The September 23 edition of Virtual Face to Face with President Bruce Jarrell, the regular online discussion program hosted by the President of the University of Maryland, Baltimore (UMB) Bruce E. Jarrell, MD, FACS, examined the country’s first and only graduate degree focused on medical cannabis science and policy.

Panellists came to Jarrell Leah Sera, PharmD, MA, Associate Professor at the University of Maryland School of Pharmacy (UMSOP) and Director of the Program, and Andrew Coop, PhD, Associate Professor and Associate Dean for Academic Affairs of UMSOP.

Based in the Universities of Shady Grove in Rockville, the two-year, primarily online, program is aimed at anyone who has a bachelor’s degree and is interested in a career in the medical cannabis industry. The first year of 132 students graduated in spring 2021. The third year met for the first time three weeks ago. The class includes 244 students, ages 20 to 73, from the United States, Canada, the United Arab Emirates, and Costa Rica.

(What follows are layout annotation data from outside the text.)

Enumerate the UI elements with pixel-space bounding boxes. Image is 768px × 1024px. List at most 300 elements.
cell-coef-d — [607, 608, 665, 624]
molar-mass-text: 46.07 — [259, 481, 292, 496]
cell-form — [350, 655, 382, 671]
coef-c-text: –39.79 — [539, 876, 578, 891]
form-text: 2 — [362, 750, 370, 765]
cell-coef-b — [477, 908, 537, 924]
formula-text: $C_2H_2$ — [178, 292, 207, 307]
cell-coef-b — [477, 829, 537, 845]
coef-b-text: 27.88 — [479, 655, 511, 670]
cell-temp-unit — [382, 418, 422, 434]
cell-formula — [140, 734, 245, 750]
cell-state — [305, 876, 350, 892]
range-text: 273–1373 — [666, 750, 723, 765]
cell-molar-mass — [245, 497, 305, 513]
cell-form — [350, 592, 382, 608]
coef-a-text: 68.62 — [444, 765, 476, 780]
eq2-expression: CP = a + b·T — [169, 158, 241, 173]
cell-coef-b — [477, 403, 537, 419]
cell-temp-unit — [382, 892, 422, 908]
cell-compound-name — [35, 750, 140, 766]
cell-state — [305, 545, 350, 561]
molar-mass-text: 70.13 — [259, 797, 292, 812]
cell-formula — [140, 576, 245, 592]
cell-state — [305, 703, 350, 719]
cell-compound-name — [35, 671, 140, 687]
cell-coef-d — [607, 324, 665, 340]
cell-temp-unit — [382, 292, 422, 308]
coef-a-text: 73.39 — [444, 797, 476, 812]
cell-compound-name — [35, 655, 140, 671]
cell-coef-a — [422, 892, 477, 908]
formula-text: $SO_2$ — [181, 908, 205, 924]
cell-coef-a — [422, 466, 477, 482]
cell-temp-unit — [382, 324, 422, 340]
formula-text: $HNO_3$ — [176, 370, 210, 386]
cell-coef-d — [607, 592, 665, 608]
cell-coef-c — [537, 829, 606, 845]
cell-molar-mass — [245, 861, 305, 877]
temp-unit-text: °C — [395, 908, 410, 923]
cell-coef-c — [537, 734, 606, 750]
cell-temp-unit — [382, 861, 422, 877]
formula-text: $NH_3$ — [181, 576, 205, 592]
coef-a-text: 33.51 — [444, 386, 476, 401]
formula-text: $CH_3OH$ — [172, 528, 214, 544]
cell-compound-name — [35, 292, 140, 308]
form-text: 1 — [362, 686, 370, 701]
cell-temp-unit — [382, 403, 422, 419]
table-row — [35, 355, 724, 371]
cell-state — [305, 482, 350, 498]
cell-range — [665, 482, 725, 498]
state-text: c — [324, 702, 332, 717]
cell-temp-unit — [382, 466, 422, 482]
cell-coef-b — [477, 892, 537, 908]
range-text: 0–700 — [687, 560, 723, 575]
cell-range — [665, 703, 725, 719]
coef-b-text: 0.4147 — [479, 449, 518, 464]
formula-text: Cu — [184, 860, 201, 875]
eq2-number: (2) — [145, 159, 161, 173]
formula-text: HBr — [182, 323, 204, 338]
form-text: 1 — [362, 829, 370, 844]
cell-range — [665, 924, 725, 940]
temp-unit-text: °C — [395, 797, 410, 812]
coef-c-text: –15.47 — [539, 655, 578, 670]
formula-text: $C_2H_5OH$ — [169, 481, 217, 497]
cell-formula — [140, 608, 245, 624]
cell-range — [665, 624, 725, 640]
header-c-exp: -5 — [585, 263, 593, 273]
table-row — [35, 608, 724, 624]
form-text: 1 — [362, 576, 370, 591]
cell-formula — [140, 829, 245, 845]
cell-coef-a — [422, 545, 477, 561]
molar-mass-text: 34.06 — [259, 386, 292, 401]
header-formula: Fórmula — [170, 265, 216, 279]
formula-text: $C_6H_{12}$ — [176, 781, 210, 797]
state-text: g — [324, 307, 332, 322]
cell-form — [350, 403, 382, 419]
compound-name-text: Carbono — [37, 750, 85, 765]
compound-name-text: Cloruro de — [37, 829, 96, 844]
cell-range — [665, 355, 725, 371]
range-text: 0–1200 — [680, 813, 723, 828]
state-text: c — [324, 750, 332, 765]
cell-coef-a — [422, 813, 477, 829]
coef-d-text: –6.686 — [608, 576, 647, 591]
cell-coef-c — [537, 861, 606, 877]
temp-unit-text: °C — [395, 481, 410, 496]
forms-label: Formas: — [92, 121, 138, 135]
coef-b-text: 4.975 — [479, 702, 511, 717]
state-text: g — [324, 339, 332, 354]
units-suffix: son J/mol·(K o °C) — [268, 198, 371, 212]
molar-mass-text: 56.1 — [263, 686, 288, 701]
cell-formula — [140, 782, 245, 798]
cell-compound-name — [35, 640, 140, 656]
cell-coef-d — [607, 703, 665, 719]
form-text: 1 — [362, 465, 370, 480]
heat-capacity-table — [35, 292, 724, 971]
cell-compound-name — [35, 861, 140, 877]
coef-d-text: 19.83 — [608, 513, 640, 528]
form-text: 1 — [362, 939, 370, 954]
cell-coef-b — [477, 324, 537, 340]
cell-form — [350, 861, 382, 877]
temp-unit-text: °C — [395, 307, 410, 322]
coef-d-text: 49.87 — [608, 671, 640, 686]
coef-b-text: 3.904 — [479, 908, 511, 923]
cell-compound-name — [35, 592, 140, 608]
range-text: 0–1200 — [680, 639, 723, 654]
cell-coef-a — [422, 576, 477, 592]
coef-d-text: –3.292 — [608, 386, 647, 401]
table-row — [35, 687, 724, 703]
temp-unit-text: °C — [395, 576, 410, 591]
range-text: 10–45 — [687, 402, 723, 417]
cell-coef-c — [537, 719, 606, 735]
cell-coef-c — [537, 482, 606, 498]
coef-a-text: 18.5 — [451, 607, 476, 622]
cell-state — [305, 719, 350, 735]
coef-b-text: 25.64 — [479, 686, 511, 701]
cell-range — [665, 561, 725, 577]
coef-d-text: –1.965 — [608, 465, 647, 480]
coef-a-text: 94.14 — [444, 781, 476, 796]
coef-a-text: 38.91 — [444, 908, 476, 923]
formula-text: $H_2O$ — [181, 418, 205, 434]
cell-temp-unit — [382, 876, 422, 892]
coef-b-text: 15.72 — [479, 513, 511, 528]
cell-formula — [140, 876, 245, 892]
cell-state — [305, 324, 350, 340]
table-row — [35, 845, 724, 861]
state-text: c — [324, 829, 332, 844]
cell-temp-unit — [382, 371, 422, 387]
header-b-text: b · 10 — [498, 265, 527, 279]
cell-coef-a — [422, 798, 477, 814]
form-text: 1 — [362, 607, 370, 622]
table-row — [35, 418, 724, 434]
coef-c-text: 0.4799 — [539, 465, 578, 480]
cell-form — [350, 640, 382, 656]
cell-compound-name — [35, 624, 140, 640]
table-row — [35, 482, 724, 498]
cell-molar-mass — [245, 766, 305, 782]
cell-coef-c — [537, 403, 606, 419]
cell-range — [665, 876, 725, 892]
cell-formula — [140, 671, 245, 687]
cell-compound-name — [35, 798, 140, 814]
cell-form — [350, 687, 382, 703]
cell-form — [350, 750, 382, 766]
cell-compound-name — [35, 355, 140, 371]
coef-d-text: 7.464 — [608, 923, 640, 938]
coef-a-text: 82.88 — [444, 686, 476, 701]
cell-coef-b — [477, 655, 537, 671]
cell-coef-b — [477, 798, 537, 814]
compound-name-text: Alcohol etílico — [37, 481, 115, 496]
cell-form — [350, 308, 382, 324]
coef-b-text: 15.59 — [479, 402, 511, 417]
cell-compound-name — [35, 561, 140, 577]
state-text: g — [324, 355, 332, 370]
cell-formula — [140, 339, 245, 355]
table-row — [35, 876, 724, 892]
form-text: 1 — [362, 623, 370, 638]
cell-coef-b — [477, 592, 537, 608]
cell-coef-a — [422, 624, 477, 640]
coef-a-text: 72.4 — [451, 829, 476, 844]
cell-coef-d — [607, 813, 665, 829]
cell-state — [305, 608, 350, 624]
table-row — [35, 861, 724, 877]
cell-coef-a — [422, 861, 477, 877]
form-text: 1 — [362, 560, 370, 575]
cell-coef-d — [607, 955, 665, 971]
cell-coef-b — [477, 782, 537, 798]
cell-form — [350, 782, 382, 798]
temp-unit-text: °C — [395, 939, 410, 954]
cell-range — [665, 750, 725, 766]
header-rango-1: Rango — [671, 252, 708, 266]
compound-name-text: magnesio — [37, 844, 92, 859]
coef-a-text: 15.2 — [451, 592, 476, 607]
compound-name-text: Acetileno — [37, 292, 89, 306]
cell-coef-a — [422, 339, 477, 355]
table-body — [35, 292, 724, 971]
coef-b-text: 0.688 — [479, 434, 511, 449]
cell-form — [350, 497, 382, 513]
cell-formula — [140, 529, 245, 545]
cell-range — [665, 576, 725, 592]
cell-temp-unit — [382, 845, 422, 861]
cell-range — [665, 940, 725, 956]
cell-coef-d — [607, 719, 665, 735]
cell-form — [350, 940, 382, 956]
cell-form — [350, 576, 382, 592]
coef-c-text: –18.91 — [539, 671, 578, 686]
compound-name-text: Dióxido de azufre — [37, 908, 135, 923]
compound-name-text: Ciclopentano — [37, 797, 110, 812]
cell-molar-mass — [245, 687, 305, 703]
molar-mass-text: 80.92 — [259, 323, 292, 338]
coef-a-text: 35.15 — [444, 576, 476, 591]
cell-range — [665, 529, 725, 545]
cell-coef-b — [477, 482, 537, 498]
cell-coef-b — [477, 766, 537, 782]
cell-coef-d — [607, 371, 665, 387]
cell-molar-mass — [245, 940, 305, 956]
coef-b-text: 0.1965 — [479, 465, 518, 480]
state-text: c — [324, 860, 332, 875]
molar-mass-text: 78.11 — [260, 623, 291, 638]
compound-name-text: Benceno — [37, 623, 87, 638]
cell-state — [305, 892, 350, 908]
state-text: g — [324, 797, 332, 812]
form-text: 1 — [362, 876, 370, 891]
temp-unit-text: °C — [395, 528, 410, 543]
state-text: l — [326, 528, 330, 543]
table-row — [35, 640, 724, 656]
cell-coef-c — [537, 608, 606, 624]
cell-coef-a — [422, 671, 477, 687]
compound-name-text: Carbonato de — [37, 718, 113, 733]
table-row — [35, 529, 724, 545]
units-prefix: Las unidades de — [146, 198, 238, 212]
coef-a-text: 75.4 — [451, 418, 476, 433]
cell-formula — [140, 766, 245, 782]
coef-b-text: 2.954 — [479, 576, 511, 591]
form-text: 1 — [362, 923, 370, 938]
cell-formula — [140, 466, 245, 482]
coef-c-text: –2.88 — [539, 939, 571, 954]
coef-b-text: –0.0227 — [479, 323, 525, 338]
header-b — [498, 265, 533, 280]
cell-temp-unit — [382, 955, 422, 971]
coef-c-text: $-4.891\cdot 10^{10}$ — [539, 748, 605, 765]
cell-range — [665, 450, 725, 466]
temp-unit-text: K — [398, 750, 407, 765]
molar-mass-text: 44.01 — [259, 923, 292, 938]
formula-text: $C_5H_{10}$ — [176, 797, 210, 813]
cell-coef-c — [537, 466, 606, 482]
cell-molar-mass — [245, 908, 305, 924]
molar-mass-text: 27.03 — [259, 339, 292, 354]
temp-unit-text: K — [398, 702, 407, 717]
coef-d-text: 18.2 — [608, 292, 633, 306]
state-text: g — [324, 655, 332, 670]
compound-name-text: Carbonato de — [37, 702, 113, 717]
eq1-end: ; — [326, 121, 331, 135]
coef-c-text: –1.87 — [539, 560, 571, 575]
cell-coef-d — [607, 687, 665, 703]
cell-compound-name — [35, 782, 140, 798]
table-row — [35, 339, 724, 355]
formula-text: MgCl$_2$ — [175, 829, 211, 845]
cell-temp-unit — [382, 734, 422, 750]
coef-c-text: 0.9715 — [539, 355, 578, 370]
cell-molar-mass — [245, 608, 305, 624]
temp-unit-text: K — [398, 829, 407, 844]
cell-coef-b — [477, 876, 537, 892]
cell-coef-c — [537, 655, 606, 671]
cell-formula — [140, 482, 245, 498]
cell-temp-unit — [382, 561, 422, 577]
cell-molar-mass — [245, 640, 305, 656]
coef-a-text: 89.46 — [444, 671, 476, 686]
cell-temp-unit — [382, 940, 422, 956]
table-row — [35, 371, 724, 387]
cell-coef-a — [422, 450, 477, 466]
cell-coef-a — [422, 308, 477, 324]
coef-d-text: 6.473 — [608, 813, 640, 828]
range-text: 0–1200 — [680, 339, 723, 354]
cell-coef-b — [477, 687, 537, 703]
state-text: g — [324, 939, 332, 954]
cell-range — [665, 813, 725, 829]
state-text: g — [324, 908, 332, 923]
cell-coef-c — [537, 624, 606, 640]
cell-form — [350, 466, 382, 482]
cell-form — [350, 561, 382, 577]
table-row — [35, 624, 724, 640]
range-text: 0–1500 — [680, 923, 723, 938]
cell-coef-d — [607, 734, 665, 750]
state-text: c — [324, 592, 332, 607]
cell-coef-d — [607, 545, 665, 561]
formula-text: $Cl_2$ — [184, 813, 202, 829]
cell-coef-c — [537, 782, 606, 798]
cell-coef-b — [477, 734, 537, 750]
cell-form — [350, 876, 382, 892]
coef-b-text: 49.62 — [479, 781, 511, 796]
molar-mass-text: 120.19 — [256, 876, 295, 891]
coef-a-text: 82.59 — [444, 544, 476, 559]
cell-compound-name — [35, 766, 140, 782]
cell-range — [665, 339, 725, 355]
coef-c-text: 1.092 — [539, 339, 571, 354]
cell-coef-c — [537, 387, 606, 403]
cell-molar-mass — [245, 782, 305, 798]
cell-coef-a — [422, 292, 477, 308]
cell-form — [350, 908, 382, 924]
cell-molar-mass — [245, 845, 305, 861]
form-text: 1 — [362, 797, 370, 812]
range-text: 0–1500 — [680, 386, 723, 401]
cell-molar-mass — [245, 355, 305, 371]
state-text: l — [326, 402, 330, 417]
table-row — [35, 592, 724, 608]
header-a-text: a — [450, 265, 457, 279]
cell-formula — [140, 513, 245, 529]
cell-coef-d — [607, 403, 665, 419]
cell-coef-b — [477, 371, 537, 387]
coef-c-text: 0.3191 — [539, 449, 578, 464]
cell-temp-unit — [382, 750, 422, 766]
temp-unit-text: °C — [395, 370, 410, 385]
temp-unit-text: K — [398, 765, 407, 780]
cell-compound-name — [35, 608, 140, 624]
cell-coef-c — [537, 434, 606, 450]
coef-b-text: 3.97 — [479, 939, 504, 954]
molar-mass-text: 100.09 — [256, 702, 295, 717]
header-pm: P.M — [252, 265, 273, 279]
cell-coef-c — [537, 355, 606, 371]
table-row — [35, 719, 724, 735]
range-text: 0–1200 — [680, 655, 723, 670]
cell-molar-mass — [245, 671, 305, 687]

The Cannabis Sativa plant and its cousins ​​have been used by humans for many purposes throughout recorded history. The seeds were used for oil, the stems for fibers used in fabrics and ropes, and of course the leaves and flowers for relaxing and sometimes spiritual intoxication.

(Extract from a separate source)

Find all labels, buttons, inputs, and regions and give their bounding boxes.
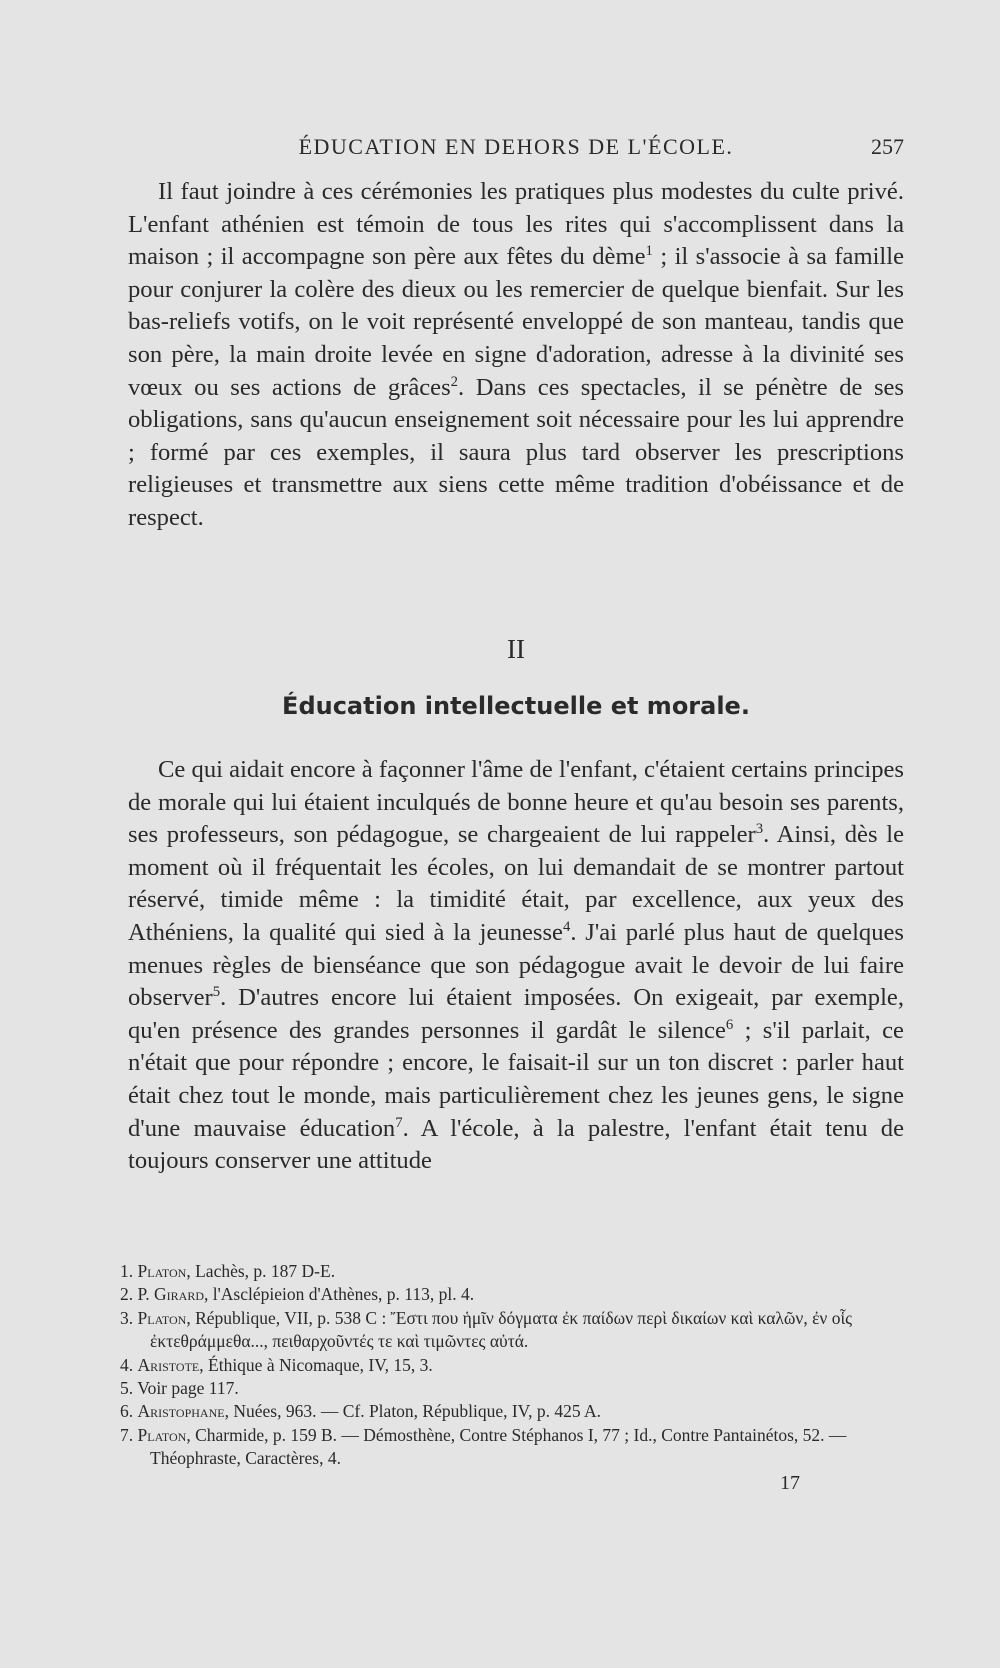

And it is for this reason that cannabis has long been a cause for concern and controversy. Although the plant has been used medicinally for thousands of years, it wasn’t until the 1970s that the modern medical community began to look seriously again at the potential benefits that could result from the hundreds of chemicals found in the plant. At the time, the use and possession of marijuana in the United States was prohibited by the Controlled Substances Act of 1970.

Today, 36 states and the District of Columbia allow some medical cannabis use, and the medical cannabis industry is growing incredibly quickly, expected to reach between $ 50 billion and $ 60 billion by the end of the decade.

For example, Missouri opened its first pharmacy less than a year ago and now has 140 pharmacies across the state, with the industry employing 5,000 people there. Last week, Alabama hired its first executive director of the Medical Cannabis Commission and plans to begin growing next year. Here in Maryland, the state registered more than 123,000 certified medical cannabis patients as of late last year. And in August of this year alone, pharmacy sales exceeded $ 45 million.

The reason for such a big business is a big need. Medical cannabis is used to treat chronic pain, relieve nausea during chemotherapy, improve the appetite of people living with HIV / AIDS, soothe severe muscle spasms in MS patients, and much more. Many Americans fit into at least one of these categories. For example, the National Institute of Health estimates that about 40 percent of adults have chronic pain, and about 20 million of these people live with what is known as “high-impact” chronic pain.

Of course, the medical part of medical cannabis isn’t the only complexity in the equation. The laws and regulations surrounding cannabis form a kind of Gordian knot. Although 36 states have legalized medical cannabis and 18 states have legalized all forms of marijuana, the federal government still lists cannabis as a “Schedule I” drug, meaning that it has “currently no accepted medical use and high potential for abuse.” That puts marijuana – even medical cannabis – in the same class as LSD and ecstasy. It also means that its sale, possession, or use could result in arrest and imprisonment.

This discrepancy between the growing acceptance of medical cannabis and the legal complications created by recreational cannabis may be due in part to a lack of understanding of the science of medical cannabis and its therapeutic uses. For this reason, UMSOP launched the nation’s first graduate degree in medical cannabis science in 2019. The Master of Science in Medical Cannabis Science and Therapeutics provides students with the knowledge and skills required to support patients and the medical cannabis industry, complement existing research in the field, and develop sound medical cannabis policy.

Check out the full face-to-face discussion, including questions from the audience, by following the link at the top of this page.